Building Information Modeling (BIM) is used for creating digital models of different structures. These models are often in 3D and contain data that describe the structures’ attributes in greater detail from the inside out, allowing those involved with the BIM project (including project managers and designers) to use this data to make changes to the design prior to construction. There are many steps involved in the BIM process, each of which plays a role in the journey toward bringing architectural and engineering concepts to life and transforming them as the process goes on.
Although there are many examples of BIM terminology that should be understood by anyone wanting to begin their career in this field, below are some of the more fundamental ones to know before starting a brighter future for yourself in building information modeling. Here are four BIM terms any student should be familiar with.

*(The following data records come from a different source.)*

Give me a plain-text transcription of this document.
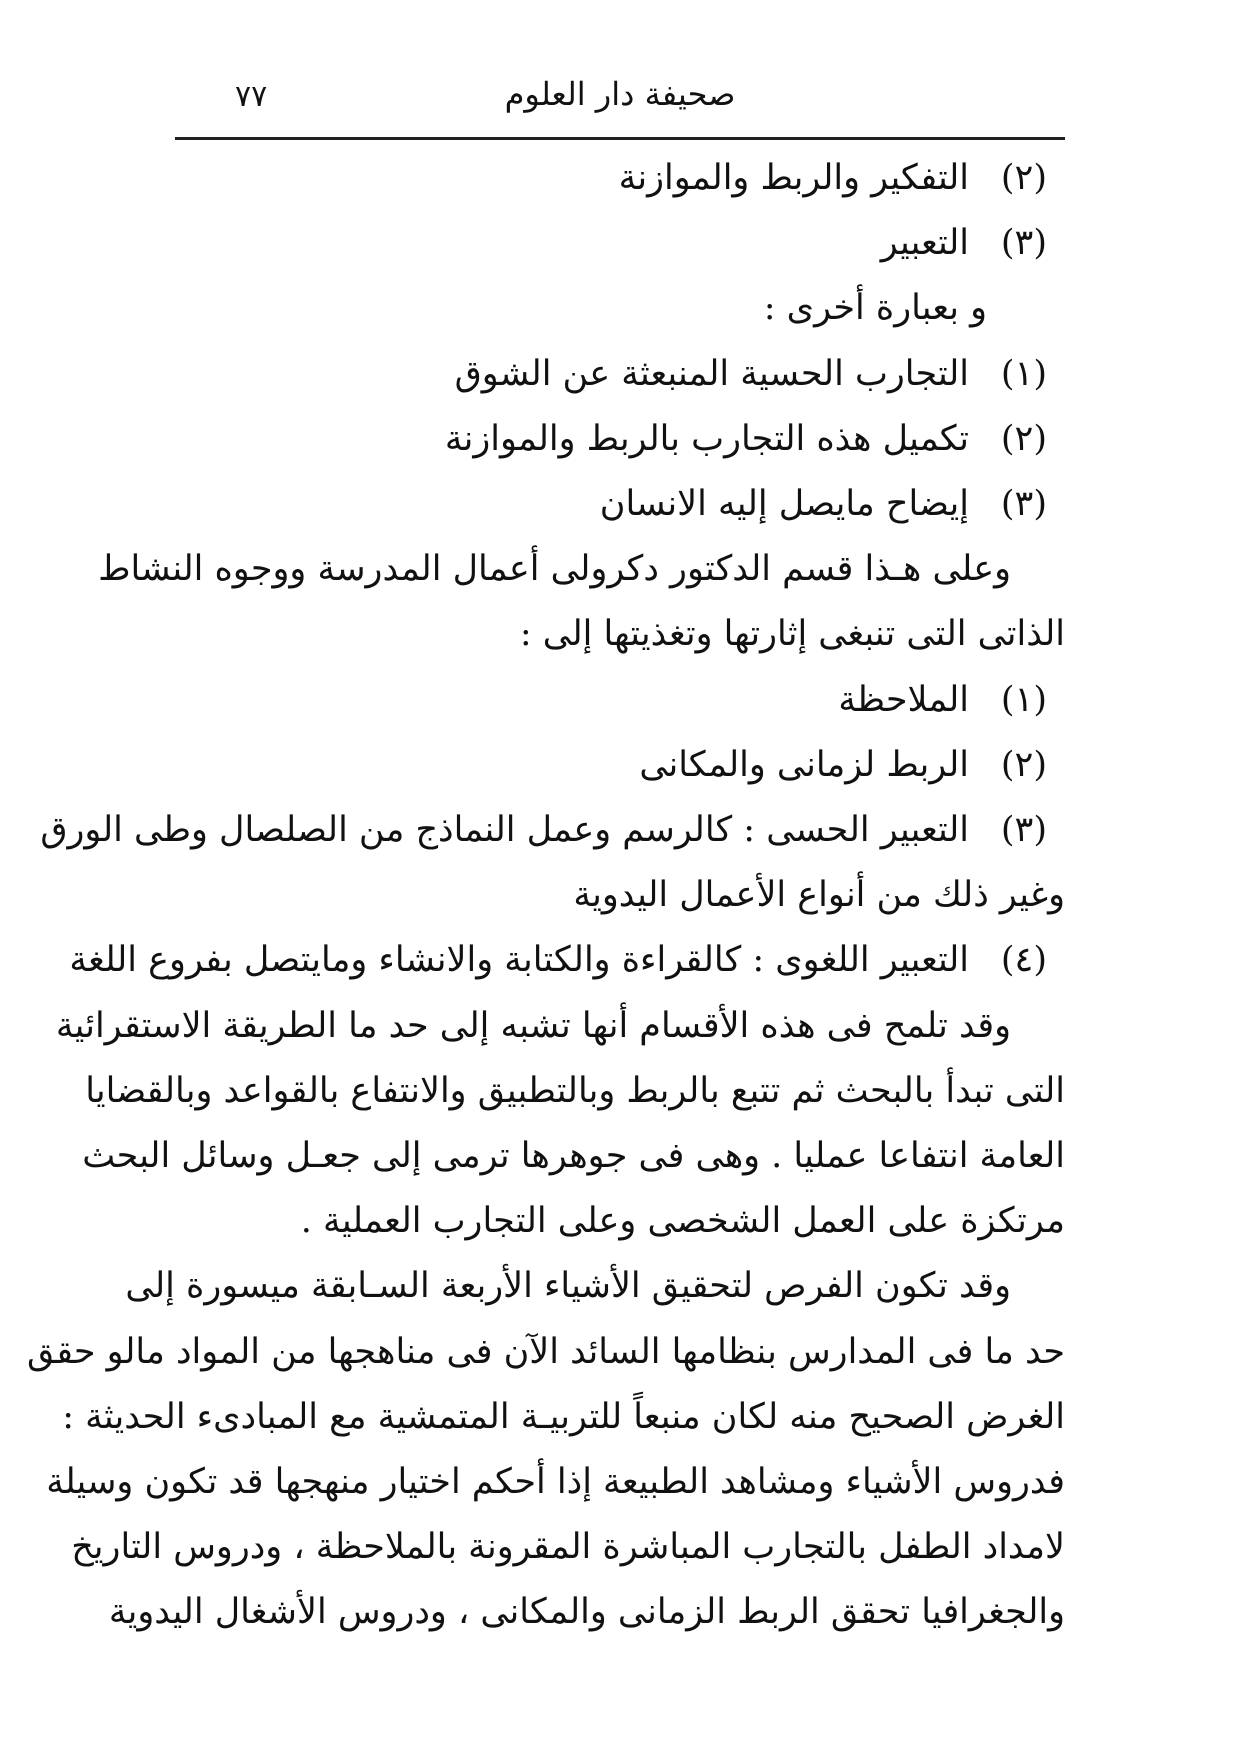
صحيفة دار العلوم
٧٧
(٢)التفكير والربط والموازنة
(٣)التعبير
و بعبارة أخرى :
(١)التجارب الحسية المنبعثة عن الشوق
(٢)تكميل هذه التجارب بالربط والموازنة
(٣)إيضاح مايصل إليه الانسان
وعلى هـذا قسم الدكتور دكرولى أعمال المدرسة ووجوه النشاط
الذاتى التى تنبغى إثارتها وتغذيتها إلى :
(١)الملاحظة
(٢)الربط لزمانى والمكانى
(٣)التعبير الحسى : كالرسم وعمل النماذج من الصلصال وطى الورق
وغير ذلك من أنواع الأعمال اليدوية
(٤)التعبير اللغوى : كالقراءة والكتابة والانشاء ومايتصل بفروع اللغة
وقد تلمح فى هذه الأقسام أنها تشبه إلى حد ما الطريقة الاستقرائية
التى تبدأ بالبحث ثم تتبع بالربط وبالتطبيق والانتفاع بالقواعد وبالقضايا
العامة انتفاعا عمليا . وهى فى جوهرها ترمى إلى جعـل وسائل البحث
مرتكزة على العمل الشخصى وعلى التجارب العملية .
وقد تكون الفرص لتحقيق الأشياء الأربعة السـابقة ميسورة إلى
حد ما فى المدارس بنظامها السائد الآن فى مناهجها من المواد مالو حقق
الغرض الصحيح منه لكان منبعاً للتربيـة المتمشية مع المبادىء الحديثة :
فدروس الأشياء ومشاهد الطبيعة إذا أحكم اختيار منهجها قد تكون وسيلة
لامداد الطفل بالتجارب المباشرة المقرونة بالملاحظة ، ودروس التاريخ
والجغرافيا تحقق الربط الزمانى والمكانى ، ودروس الأشغال اليدوية
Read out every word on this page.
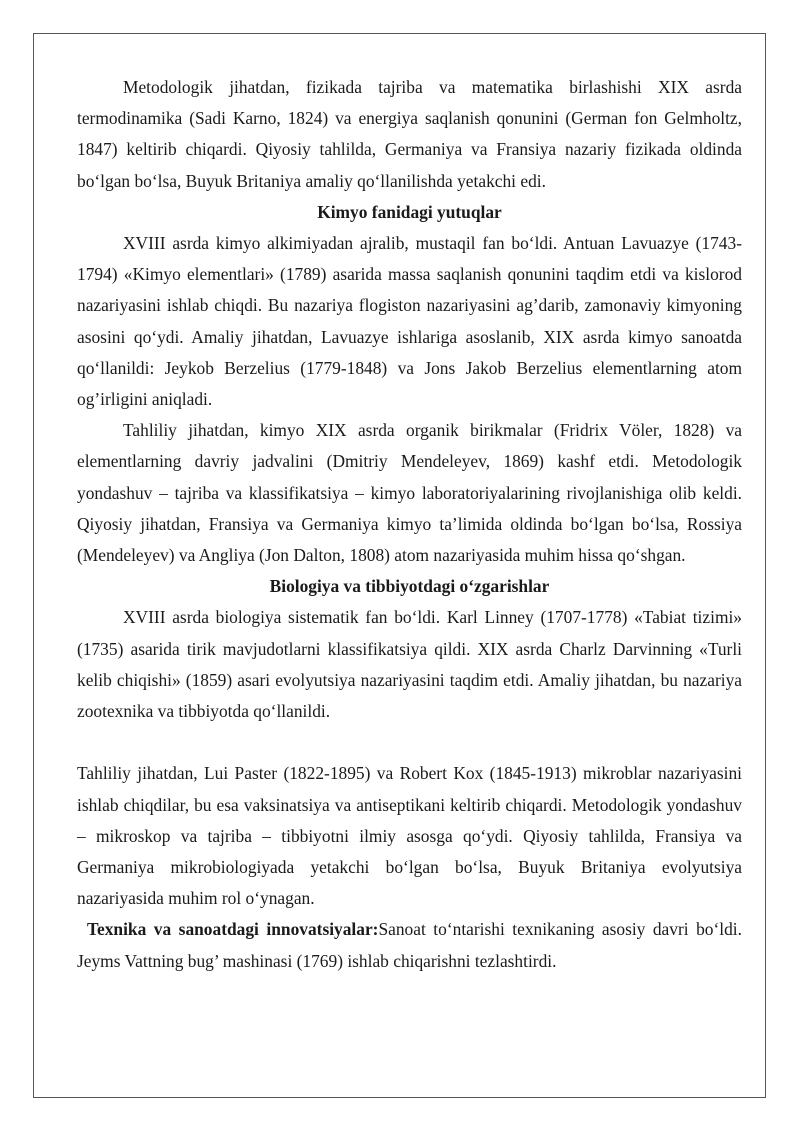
Metodologik jihatdan, fizikada tajriba va matematika birlashishi XIX asrda termodinamika (Sadi Karno, 1824) va energiya saqlanish qonunini (German fon Gelmholtz, 1847) keltirib chiqardi. Qiyosiy tahlilda, Germaniya va Fransiya nazariy fizikada oldinda bo‘lgan bo‘lsa, Buyuk Britaniya amaliy qo‘llanilishda yetakchi edi.

Kimyo fanidagi yutuqlar

XVIII asrda kimyo alkimiyadan ajralib, mustaqil fan bo‘ldi. Antuan Lavuazye (1743-1794) «Kimyo elementlari» (1789) asarida massa saqlanish qonunini taqdim etdi va kislorod nazariyasini ishlab chiqdi. Bu nazariya flogiston nazariyasini ag’darib, zamonaviy kimyoning asosini qo‘ydi. Amaliy jihatdan, Lavuazye ishlariga asoslanib, XIX asrda kimyo sanoatda qo‘llanildi: Jeykob Berzelius (1779-1848) va Jons Jakob Berzelius elementlarning atom og’irligini aniqladi.

Tahliliy jihatdan, kimyo XIX asrda organik birikmalar (Fridrix Völer, 1828) va elementlarning davriy jadvalini (Dmitriy Mendeleyev, 1869) kashf etdi. Metodologik yondashuv – tajriba va klassifikatsiya – kimyo laboratoriyalarining rivojlanishiga olib keldi. Qiyosiy jihatdan, Fransiya va Germaniya kimyo ta’limida oldinda bo‘lgan bo‘lsa, Rossiya (Mendeleyev) va Angliya (Jon Dalton, 1808) atom nazariyasida muhim hissa qo‘shgan.

Biologiya va tibbiyotdagi o‘zgarishlar

XVIII asrda biologiya sistematik fan bo‘ldi. Karl Linney (1707-1778) «Tabiat tizimi» (1735) asarida tirik mavjudotlarni klassifikatsiya qildi. XIX asrda Charlz Darvinning «Turli kelib chiqishi» (1859) asari evolyutsiya nazariyasini taqdim etdi. Amaliy jihatdan, bu nazariya zootexnika va tibbiyotda qo‘llanildi.

Tahliliy jihatdan, Lui Paster (1822-1895) va Robert Kox (1845-1913) mikroblar nazariyasini ishlab chiqdilar, bu esa vaksinatsiya va antiseptikani keltirib chiqardi. Metodologik yondashuv – mikroskop va tajriba – tibbiyotni ilmiy asosga qo‘ydi. Qiyosiy tahlilda, Fransiya va Germaniya mikrobiologiyada yetakchi bo‘lgan bo‘lsa, Buyuk Britaniya evolyutsiya nazariyasida muhim rol o‘ynagan.

Texnika va sanoatdagi innovatsiyalar:Sanoat to‘ntarishi texnikaning asosiy davri bo‘ldi. Jeyms Vattning bug’ mashinasi (1769) ishlab chiqarishni tezlashtirdi.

3D: One of Many Dimensions to Building Information Modeling
While there are multiple terms referring to geometric dimensions of BIM models (from 2D all the way to 7D), 3D is typically the most commonly used. In building information modeling, 3D refers to how concepts of structures can often be made into three-dimensional images that describe what the structure looks like, as well as information describing expectations for the project and other details regarding its visual and non-visual characteristics to then be used by all parties involved.
Levels: Steps for Any BIM Training Student to Be Familiar With
Professionals with BIM training may know that for any BIM project, there are typically four levels involved in the process: levels 0 to 3. Level 0 is the most basic level, which involves paper documentation, 2D CAD drafting, and no collaboration between those involved. Level 1 combines both 2D drafting and 3D visuals, Level 2 is focused on working on various separate models rather than just one, and Level 3 has all data easily available to be viewed and edited by those working on the project at a central location.
CDE: an Environment Housing Data and Enhancing Teamwork
The CDE (Common Data Environment) is a singular location hosting the construction project’s information. In other words, those in building information modeling courses could see this as the glue holding the project together. Through this, those working on the project can understand what their respective roles are, access documentation and other assets related to the project, and view how much progress each respective participant has made. Therefore, team members can more easily collaborate with each other in a hands-on fashion.
AIM: a Model Managing the Project While it’s Happening
Those hoping to learn BIM should also understand that the AIM (Asset Information Model) is another important part of the process. After being generated by the PIM (Project Information Model), this model acts as a singular resource used to manage the project as it’s ongoing. It also contains the visual and non-visual information needed for managing its assets. The AIM can also refer to either a singular asset or multiple assets at once.